A couple years ago, I was invited to a friend's house for some celebration (I forget for what). The friend who invited me is a committed Trotskyite. That is, he adheres to the ideals prescribed by Leon Trotsky, the communist Russian revolutionary. More broadly, my friend embraces much of the violent communist prescriptions: that there must in all likelihood be a violent revolution for the eventual good of all and the relief of the working classes.

My friend knows that he's right. And to paraphrase Joseph Heller: my friend has courage, and he is not afraid to volunteer the lives of others for justice (at least rhetorically....I have never personally known him to hurt anyone and his lifestyle is, as he himself forthrightly admits, "bourgeois.")

Anyway, we were at this party and someone was there who, I assume, shares my friend's Trotskyite sympathies. This "someone" commented on the death of Jerry Falwell, which had happened just a few days before. For those who don't remember, Falwell was one of the leaders of the "New Right" conservative movement that helped propel the Republican ascendancy of the late 1970s and early 1980s.

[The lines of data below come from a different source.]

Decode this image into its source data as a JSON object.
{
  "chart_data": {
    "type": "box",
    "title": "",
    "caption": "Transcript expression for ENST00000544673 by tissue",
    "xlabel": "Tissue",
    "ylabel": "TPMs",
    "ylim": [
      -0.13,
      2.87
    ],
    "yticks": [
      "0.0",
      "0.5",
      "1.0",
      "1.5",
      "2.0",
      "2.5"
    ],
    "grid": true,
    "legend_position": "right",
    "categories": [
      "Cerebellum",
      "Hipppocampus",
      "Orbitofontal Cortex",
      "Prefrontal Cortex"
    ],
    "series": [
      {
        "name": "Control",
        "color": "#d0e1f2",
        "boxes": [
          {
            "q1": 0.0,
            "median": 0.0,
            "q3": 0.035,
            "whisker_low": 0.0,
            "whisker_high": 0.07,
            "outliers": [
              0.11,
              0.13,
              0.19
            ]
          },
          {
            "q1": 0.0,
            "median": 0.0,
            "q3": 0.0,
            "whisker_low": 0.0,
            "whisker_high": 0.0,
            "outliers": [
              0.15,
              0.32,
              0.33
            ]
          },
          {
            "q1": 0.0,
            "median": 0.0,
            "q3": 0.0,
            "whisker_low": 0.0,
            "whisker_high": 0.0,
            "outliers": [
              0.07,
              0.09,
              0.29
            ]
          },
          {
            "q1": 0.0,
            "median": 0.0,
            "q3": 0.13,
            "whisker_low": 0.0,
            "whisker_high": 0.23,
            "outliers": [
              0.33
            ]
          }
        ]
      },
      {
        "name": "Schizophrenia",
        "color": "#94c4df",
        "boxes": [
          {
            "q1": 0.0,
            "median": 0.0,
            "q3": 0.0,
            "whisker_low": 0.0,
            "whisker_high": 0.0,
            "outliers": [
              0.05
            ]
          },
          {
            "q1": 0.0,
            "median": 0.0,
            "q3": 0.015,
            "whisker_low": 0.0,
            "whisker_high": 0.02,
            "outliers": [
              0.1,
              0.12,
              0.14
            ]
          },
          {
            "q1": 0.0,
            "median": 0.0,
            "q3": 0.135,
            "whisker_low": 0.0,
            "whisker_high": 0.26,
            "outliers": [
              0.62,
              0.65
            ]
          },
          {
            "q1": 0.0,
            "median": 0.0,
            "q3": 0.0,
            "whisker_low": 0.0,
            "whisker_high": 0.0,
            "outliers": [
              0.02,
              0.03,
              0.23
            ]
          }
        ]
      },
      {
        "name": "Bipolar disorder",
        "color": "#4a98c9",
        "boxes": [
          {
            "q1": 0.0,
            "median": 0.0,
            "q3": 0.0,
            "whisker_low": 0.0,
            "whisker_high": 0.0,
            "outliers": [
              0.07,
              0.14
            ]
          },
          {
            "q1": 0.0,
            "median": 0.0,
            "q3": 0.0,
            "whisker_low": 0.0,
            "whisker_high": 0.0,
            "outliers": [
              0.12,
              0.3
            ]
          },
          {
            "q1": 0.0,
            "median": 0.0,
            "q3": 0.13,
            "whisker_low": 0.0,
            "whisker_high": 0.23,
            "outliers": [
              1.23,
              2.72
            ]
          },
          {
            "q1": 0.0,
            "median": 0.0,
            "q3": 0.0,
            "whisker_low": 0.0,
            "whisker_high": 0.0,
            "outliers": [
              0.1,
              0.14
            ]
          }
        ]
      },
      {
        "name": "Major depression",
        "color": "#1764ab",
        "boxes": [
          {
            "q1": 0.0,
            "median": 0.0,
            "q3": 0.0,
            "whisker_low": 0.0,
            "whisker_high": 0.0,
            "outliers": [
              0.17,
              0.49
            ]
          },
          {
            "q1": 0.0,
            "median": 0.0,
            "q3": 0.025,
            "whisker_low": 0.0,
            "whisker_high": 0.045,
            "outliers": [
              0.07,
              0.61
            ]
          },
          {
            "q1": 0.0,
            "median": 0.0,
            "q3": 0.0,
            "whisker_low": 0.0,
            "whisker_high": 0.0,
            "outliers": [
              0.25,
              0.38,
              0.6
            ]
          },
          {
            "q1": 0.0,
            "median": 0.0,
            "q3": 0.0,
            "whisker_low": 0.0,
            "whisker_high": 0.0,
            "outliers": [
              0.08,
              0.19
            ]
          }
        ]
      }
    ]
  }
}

Whatever else Falwell was or was not, he was not a friend to the cause of Trotskyism.

This someone, at the party, raised his glass of wine or bottle of beer or whatever he was drinking and declared a toast to celebrate the death of Jerry Falwell.

Now, I could stop here and expiate on the immorality of those who fight for "social justice." And maybe I'd be right. But I'm writing to note that I, too, raised my glass (or maybe it was a beer bottle).

I suppose I could try to excuse my action by saying I was under peer pressure, or by noting that I didn't want to come off as a prissy moralist by declining the invitation to toast the death of someone else. But I need not have come off as prissy had I simply and politely decided not to join in. And even if I had so come off, would that have been bad? Maybe looking like a prig is sometimes the price one has to pay for doing the right thing.

(For what it's worth, I think it's morally problematic, at best, to toast the death of anyone, no matter how bad I think that person to have been or how much I disagreed with that person. There is, of course, the hypothetical instance of the death of an oppressive dictator against whom a world war has been waged. But Falwell, whatever his other faults, was not in that league.)

I have at times done bad things. I have, occasionally, for example, gossiped about others. Sometimes, my friends have corrected me, have called me out on some of the bad things I have said, and corrected me. I felt shamed but, after the fact, grateful that I was set aright. At this party, I had the chance to do the same for someone else, to remind him that certain excesses go over the line. Whether he would have heeded that admonition or gotten defensive, I don't know. But the thing is, I didn't stand up for what I thought was right.